Cameron Heyward knows all about the lineage within the Pittsburgh Steelers, thanks to players like Brett Keisel and Aaron Smith. Those two were the unsung heroes of Pittsburgh’s championship defenses, and they showed him the ropes as a rookie. He had a special relationship with the former, however, whose career overlapped more with his own.
“First would be Brett Keisel”, Cameron Heyward said, asked about his favorite teammates who don’t get enough credit, appearing on former Ohio State head coach Jim Tressel’s It’s All About the Team podcast. “He’s been my big brother through this whole thing. I’ve relied on him so much. I’ve always called him, he is my Obi-Wan Kenobi. He shows me the way. He would invite me over his house. He would spend extra time with me. He would let me pick his brain. I was always just receptive to that”.
The Steelers drafted Brett Keisel in the seventh round in 2002 and Cameron Heyward in the first round in 2011. The fact that Keisel was even still playing when the Steelers drafted Heyward, of course, just speaks to his career.
Even though they came from opposite pedigree backgrounds, however, both Keisel and Heyward had to wait to start. Keisel didn’t start until his fifth season, having previously played on special teams. Heyward only emerged in the starting lineup during his third season.
But Keisel and the others instilled the culture into which Heyward found himself in 2011. Heyward had Keisel as his guide in that locker room for the first four years of his career, retiring in 2015.
“When I first got here, I was the young gun coming onto a team that just lost in the Super Bowl”, Heyward recalled. “It was like, you know, I might not start right away, but I need to understand. I can absorb their information. I just need to be a sponge. A lot of teams don’t have that luxury, but I wanted to be ready for my moment. And some of it was just learning from guys like him”.

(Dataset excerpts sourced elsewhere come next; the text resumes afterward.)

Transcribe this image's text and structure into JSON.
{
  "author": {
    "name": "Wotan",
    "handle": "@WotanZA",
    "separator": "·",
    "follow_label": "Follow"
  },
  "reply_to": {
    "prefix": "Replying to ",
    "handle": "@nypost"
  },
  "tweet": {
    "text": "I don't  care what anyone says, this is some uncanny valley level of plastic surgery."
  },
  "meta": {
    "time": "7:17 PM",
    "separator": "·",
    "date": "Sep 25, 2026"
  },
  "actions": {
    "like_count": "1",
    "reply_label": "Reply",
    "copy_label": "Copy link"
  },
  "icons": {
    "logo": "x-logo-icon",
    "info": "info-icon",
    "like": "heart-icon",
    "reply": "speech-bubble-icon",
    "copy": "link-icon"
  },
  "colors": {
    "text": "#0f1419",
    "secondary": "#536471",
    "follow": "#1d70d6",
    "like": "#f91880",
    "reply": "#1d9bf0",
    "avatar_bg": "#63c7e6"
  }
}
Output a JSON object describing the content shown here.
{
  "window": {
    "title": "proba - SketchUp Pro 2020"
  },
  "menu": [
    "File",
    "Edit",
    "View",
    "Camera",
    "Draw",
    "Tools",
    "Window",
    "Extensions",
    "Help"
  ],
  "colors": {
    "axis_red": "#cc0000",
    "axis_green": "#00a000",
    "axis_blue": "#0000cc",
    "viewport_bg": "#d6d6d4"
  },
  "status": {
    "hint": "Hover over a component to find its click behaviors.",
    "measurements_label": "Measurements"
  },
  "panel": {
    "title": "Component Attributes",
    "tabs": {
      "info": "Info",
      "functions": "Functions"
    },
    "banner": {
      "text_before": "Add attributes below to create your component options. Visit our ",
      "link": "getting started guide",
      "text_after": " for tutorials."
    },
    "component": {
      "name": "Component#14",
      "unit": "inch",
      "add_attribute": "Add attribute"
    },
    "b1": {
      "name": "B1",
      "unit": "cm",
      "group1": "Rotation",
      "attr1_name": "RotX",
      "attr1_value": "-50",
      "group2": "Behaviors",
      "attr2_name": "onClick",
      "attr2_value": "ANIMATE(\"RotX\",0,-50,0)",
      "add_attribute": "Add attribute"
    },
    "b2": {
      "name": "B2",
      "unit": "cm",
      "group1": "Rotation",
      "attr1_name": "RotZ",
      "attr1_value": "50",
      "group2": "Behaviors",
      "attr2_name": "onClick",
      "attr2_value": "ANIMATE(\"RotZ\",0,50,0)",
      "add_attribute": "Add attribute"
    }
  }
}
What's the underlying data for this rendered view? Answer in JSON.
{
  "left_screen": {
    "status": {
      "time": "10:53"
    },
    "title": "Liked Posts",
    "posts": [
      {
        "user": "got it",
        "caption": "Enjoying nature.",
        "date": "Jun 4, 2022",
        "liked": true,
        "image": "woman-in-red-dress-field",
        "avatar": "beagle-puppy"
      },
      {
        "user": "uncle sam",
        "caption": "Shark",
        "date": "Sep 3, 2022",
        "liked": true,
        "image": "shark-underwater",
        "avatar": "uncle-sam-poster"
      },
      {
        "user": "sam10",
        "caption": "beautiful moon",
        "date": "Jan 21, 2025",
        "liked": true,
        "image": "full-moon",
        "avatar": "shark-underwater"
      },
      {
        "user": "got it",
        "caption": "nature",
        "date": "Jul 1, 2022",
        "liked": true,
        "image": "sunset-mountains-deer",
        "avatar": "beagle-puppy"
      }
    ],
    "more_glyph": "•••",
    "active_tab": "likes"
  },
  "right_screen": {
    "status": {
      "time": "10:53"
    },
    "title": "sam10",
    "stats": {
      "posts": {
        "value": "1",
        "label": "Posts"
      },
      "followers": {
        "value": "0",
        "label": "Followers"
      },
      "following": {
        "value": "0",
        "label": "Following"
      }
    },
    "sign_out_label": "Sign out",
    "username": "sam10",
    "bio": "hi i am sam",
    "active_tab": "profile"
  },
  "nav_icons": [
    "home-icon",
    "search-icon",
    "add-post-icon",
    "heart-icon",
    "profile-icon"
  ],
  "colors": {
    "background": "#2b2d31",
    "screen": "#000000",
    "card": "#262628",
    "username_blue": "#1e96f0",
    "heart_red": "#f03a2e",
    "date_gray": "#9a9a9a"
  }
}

When the Steelers drafted Cameron Heyward, they still had Brett Keisel, Aaron Smith, and even Casey Hampton. Smith and Hampton didn’t last much longer, however, just two more years. But Heyward still had to wait behind Ziggy Hood, their 2009 first-round pick, starting across from Keisel.
While Heyward couldn’t crack the starting lineup for a couple of years, he became one of the great players at his position of his generation. At age 35, he is going into his 14th season with 194 games under his belt. During his career, he has recorded 647 tackles, 80.5 sacks, eight forced fumbles, and two interceptions.
Keisel’s statistics don’t quite live up to Heyward’s, but one must understand the schematic shift between eras. During Keisel’s period, the Steelers asked their defensive linemen to play a two-gap technique, which is more passive. After moving on from Dick LeBeau as defensive coordinator, they shifted more to one-gap, attacking play. That is only one reason that Heyward has been so productive, of course. He is still the one making all the plays.